Les ambassadeurs des cinq pays membres permanents du Conseil de
sécurité (Etats-Unis, France, Royaume-Uni, Russie et Chine) examinent
mercredi à New York un projet britannique de résolution sur la Syrie.
Cette résolution ouvrirait la voie à un recours à la force contre le
régime syrien, accusé d’avoir utilisé des armes chimiques, mais devrait
se heurter à l’opposition de Moscou qui exige un rapport des enquêteurs
de l’ONU avant toute décision.
Le Premier ministre syrien, Waël al-Halqi, a prévenu les pays
occidentaux que son pays serait le "cimetière des envahisseurs" en cas
d’intervention militaire.
"La Syrie (...) va surprendre les agresseurs comme elle les a surpris
pendant la guerre (israélo-arabe) d’Octobre (1973) et sera le cimetière
des agresseurs", a indiqué le Premier ministre cité par la télévision
d’Etat.
Selon un haut responsable américain, les Etats-Unis, qui accusent le
régime de Bashar al-Assad d’une attaque meurtrière au gaz toxique le 21
août près de Damas, écartent une action militaire unilatérale et ont
discuté avec leurs alliés d’éventuelles frappes qui pourraient durer
plus d’un jour.
"Le Royaume-Uni a rédigé une résolution condamnant l’attaque à l’arme
chimique par (le président) Assad et autorisant les mesures nécessaires
pour protéger les civils", a annoncé le Premier ministre britannique
David Cameron sur Twitter.
Mais la Russie, qui a bloqué avec la Chine par le passé plusieurs
résolutions menaçant de sanctions le régime syrien, a jugé "inopportun"
une telle réunion avant que les inspecteurs de l’ONU en Syrie n’aient
présenté leur rapport sur l’attaque chimique présumée.
Le chef de la diplomatie russe Sergueï Lavrov a également mis en garde
contre une frappe, évoquant un risque de "déstabilisation supplémentaire
de la situation dans le pays et la région", tandis que le Guide suprême
iranien Ali Khamenei, dont le pays est un autre allié de Damas, jugeait
qu’une action militaire "serait un désastre pour la région".
Ces dernières heures, les Etats-Unis, la France et la Grande-Bretagne
notamment s’étaient déclarés prêts à agir, non pas pour renverser le
régime syrien, mais pour le "dissuader" d’avoir de nouveau recours à des
gaz toxiques.
Le ministre britannique des Affaires étrangères William Hague avait même
estimé lundi qu’une action serait possible sans aval du Conseil de
sécurité. Mais plusieurs pays, dont l’Italie et la Norvège, se sont dits
opposés à toute intervention en l’absence de mandat de l’ONU.

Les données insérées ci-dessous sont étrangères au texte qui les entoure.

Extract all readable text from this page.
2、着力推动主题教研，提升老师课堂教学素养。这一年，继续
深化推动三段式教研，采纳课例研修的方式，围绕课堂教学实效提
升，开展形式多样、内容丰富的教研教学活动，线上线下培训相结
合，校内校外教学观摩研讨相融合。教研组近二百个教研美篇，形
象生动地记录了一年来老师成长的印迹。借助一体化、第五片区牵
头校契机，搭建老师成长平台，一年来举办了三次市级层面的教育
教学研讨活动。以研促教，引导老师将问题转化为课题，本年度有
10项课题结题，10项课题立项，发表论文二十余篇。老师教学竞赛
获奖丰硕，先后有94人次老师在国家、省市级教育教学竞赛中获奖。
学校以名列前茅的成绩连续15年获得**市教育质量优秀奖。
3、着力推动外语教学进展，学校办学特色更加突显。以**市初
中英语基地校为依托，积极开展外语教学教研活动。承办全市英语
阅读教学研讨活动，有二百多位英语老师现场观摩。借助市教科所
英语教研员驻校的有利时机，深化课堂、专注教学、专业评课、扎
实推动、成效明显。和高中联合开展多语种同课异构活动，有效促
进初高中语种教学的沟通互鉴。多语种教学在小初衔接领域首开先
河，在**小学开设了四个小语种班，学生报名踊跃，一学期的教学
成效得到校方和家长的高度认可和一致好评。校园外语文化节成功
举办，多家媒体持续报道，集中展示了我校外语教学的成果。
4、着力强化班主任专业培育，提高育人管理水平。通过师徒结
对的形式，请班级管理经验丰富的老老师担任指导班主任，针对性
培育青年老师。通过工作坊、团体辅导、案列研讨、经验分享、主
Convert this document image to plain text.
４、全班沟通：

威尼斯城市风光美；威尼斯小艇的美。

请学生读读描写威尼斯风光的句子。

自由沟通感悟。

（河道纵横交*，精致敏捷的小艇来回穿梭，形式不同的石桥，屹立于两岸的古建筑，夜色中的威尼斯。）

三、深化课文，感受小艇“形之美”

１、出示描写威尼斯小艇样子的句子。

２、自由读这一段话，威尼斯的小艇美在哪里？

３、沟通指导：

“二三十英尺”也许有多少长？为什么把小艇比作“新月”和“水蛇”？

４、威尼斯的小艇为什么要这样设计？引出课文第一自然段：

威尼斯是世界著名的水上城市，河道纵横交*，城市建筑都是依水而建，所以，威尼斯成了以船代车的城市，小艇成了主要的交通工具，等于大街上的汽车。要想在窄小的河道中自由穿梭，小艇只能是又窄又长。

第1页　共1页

L’envoyé spécial de la Ligue arabe et de l’ONU, Lakhdar Brahimi, a lui-même averti que le feu vert du Conseil était nécessaire.
Le secrétaire général des Nations unies Ban Ki-moon a appelé de son côté
les membres du Conseil de sécurité "à s’unir afin d’agir pour la paix"
en Syrie, en condamnant l’utilisation en général des armes chimiques
mais sans se prononcer sur l’opportunité d’une frappe.
M. Cameron et le président américain Barack Obama n’ont "aucun doute sur
la responsabilité du régime" syrien dans l’"attaque chimique"
meurtrière, a déclaré Downing Street, pour justifier une éventuelle
intervention.
Le gouvernement américain doit rendre publique cette semaine une partie
d’un rapport des services de renseignement étayant la responsabilité du
régime.
Selon le magazine américain Foreign Policy, la conviction américaine se
base notamment sur l’interception de conversations téléphoniques entre
un responsable du ministère syrien de la Défense et le chef de l’unité
des armes chimiques.
Un haut responsable américain a souligné que si les Etats-Unis
n’intervenaient pas militairement, cela enverrait un dangereux signal
aux autres régimes disposant de stocks d’armes chimiques, notamment la
Corée du Nord.
Il n’a néanmoins pas voulu préciser si le plan d’attaque prévoyait
d’aller au-delà de l’utilisation de missiles de croisière et s’il
nécessiterait d’envoyer des avions de combat dans l’espace aérien
syrien.
Le président français François Hollande s’est dit lui aussi "prêt" à
intervenir militairement pour "punir" Damas qui a "gazé" son peuple. Le
Parlement français est convoqué mercredi prochain pour une session
extraordinaire.
Selon Ahmad Ramadan, dirigeant de la Coalition de l’opposition, une
éventuelle frappe est une "question de jours" et parmi "les cibles
éventuelles" figurent des aéroports, bases militaires et dépôts d’armes.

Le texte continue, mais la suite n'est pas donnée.